LibriSpeech
LibriSpeech is a reference audio dataset in the field of automatic speech recognition (ASR). It is composed of recordings of public domain books read aloud by English speakers, accompanied by their accurate text transcriptions.
Approximately 1000 hours of audio in FLAC format, with associated transcripts in TXT
Free for academic and commercial use, under a Creative Commons license
Description
The LibriSpeech dataset includes:
- Approximately 1000 hours of audio in English in FLAC format
- Word for word transcripts in TXT format
- Subsets organized according to the quality of alignment and the complexity of the recordings (clean, other)
- An original database from the LibriVox project, with texts from the public domain
What is this dataset for?
LibriSpeech is widely used for:
- Training speech recognition models (ASR)
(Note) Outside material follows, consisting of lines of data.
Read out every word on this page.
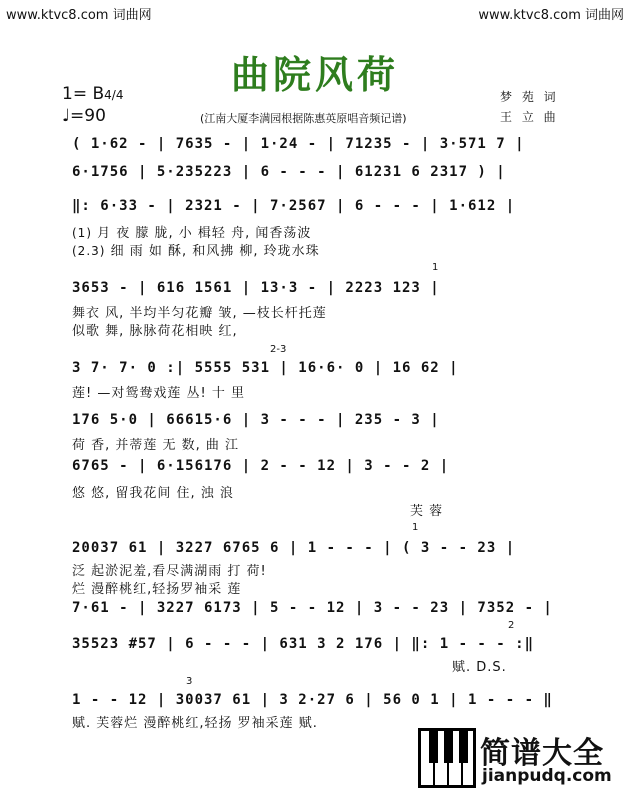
www.ktvc8.com 词曲网	www.ktvc8.com 词曲网
曲院风荷
1= B4/4
♩=90
梦 苑 词
王 立 曲
(江南大厦李满园根据陈惠英原唱音频记谱)
( 1·62 - | 7635 - | 1·24 - | 71235 - | 3·571 7 |
6·1756 | 5·235223 | 6 - - - | 61231 6 2317 ) |
‖: 6·33 - | 2321 - | 7·2567 | 6 - - - | 1·612 |
(1) 月 夜 朦 胧, 小 楫轻 舟, 闻香荡波
(2.3) 细 雨 如 酥, 和风拂 柳, 玲珑水珠
1
3653 - | 616 1561 | 13·3 - | 2223 123 |
舞衣 风, 半均半匀花瓣 皱, —枝长杆托莲
似歌 舞, 脉脉荷花相映 红,
2-3
3 7· 7· 0 :| 5555 531 | 16·6· 0 | 16 62 |
莲! —对鸳鸯戏莲 丛! 十 里
176 5·0 | 66615·6 | 3 - - - | 235 - 3 |
荷 香, 并蒂莲 无 数, 曲 江
6765 - | 6·156176 | 2 - - 12 | 3 - - 2 |
悠 悠, 留我花间 住, 浊 浪
芙 蓉
1
20037 61 | 3227 6765 6 | 1 - - - | ( 3 - - 23 |
泛 起淤泥羞,看尽满湖雨 打 荷!
烂 漫醉桃红,轻扬罗袖采 莲
7·61 - | 3227 6173 | 5 - - 12 | 3 - - 23 | 7352 - |
2
35523 #57 | 6 - - - | 631 3 2 176 | ‖: 1 - - - :‖
赋. D.S.
3
1 - - 12 | 30037 61 | 3 2·27 6 | 56 0 1 | 1 - - - ‖
赋. 芙蓉烂 漫醉桃红,轻扬 罗袖采莲 赋.
简谱大全
jianpudq.com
- Fine-tuning or evaluation of pre-trained models like Whisper, Wav2Vec, or DeepSpeech
- Research on speech comprehension, audio segmentation, or audio-text alignment
- Improving speech synthesis and interaction technologies
Can it be enriched or improved?
Yes, although already very structured, LibriSpeech can be adapted to:
- Add prosodic or phonetic annotations
- Combine with multilingual corpora for code-switching recognition
- Create noisy or accented variants to test the robustness of the models
- Integrate audio-text into multimodal alignment pipelines
🔗 Source: LibriSpeech Dataset
Frequently Asked Questions
What is the difference between the “clean” and “other” subsets?
“Clean” recordings have better audio quality and clearer diction, while “other” files are more complex (sharp accents, background noise, faster playback, etc.).
Can LibriSpeech be used for languages other than English?
No, LibriSpeech is exclusively in English. For other languages, there are equivalents like Common Voice, Multilingual LibriSpeech, or VoxPopuli.
Is LibriSpeech adapted to speech synthesis?
Yes, even if it is not its main use. The well-segmented recordings and aligned transcripts make it useful for training or evaluating text-to-speech (TTS) systems.